La révolte populaire qui a éclaté dans l'est de la Libye, la semaine dernière, a atteint Tripoli dimanche. Ce même jour, le fils du colonel Kadhafi, Saïf al-Islam, a adressé à son peuple un discours à faire dresser les cheveux sur la tête. Si la rébellion ne s'arrête pas, a-t-il averti, «des rivières de sang» couleront dans le pays.

Il ne fallait pas être particulièrement malin pour en déduire que la crise libyenne risquait de dégénérer. Pourtant, le lendemain, Ottawa n'avait toujours pas la moindre intention de rapatrier les quelques centaines de Canadiens coincés en Libye. Et il a fallu attendre une journée de plus avant que le gouvernement canadien ne se décide à mettre en place son plan d'évacuation.

Une journée, ce n'est pas beaucoup. Mais en situation d'urgence, ça peut aussi faire toute la différence. Chaque jour, la capitale libyenne s'est enfoncée davantage dans l'horreur et le chaos. La ville est fermée aux médias et coupée du monde. Les témoignages de ceux qui ont réussi à la fuir confirment, hélas, que Saïf al-Islam n'avait pas lancé ses menaces en l'air.

Hier, plusieurs compagnies aériennes ont décidé de ne plus atterrir à Tripoli, pour des raisons de sécurité. L'avion nolisé qui devait ramener une centaine de Canadiens n'a pas pu se poser lui non plus, faute d'assurances. Pendant toute la journée, Ottawa a cherché des solutions de rechange. La majorité des Canadiens qui attendaient à l'aéroport de la capitale ont finalement pu être répartis dans des appareils affrétés par d'autres pays. On imagine les heures d'angoisse et d'incertitude qu'ils ont dû vivre dans un aéroport bondé de voyageurs au bord de la panique. Un avion militaire canadien pourrait aussi arriver à Tripoli aujourd'hui - si les autorités libyennes le laissent atterrir, il va de soi.

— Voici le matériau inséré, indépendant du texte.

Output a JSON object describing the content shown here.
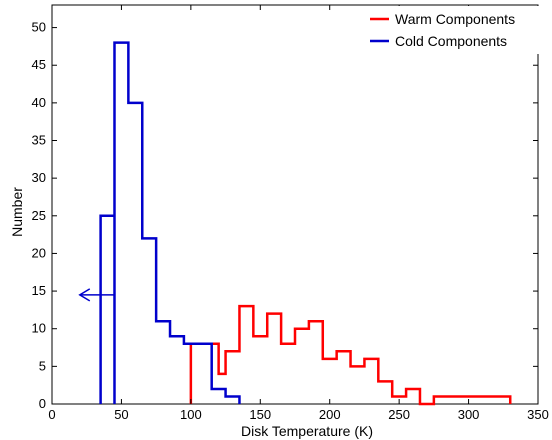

D'autres pays ont été plus rapides à rapatrier leur monde. La Turquie, par exemple, a dépêché deux navires pour ramener 3000 de ses citoyens dès mercredi. Idem pour la Grande-Bretagne, qui a pu organiser deux vols de Tripoli, l'un mercredi, l'autre hier. Ce qui n'a pas empêché le premier ministre David Cameron de se confondre en excuses pour la lenteur avec laquelle son gouvernement a rapatrié ses compatriotes. Il s'est dit désolé pour ce retard, a assuré qu'il en tirerait des leçons et a même promis une enquête pour faire la lumière sur ce retard.

C'est tout un contraste avec l'attitude d'Ottawa, qui a pourtant traîné les pieds autrement plus longtemps. Or, hier, le ministre Lawrence Cannon n'avait pas d'excuses à offrir aux Canadiens. Lors d'un arrêt à Rome, il s'est contenté de publier une déclaration pour faire le point sur la situation et exhorter ses compatriotes à quitter la Libye. Fort bien, mais comment?

La situation en Libye est extrême. Cerné de toute part, abandonné par ses collaborateurs, le «guide suprême» semble prêt à tout saccager avant de couler. La crise, ici, a atteint une gravité que l'on n'a pas vue en Tunisie ou en Égypte. N'empêche: les atermoiements canadiens n'en relèvent pas moins d'un gros cafouillage. Dont Ottawa a intérêt à tirer une bonne leçon avant qu'un prochain soulèvement populaire ne fasse vaciller une nouvelle dictature au Moyen-Orient.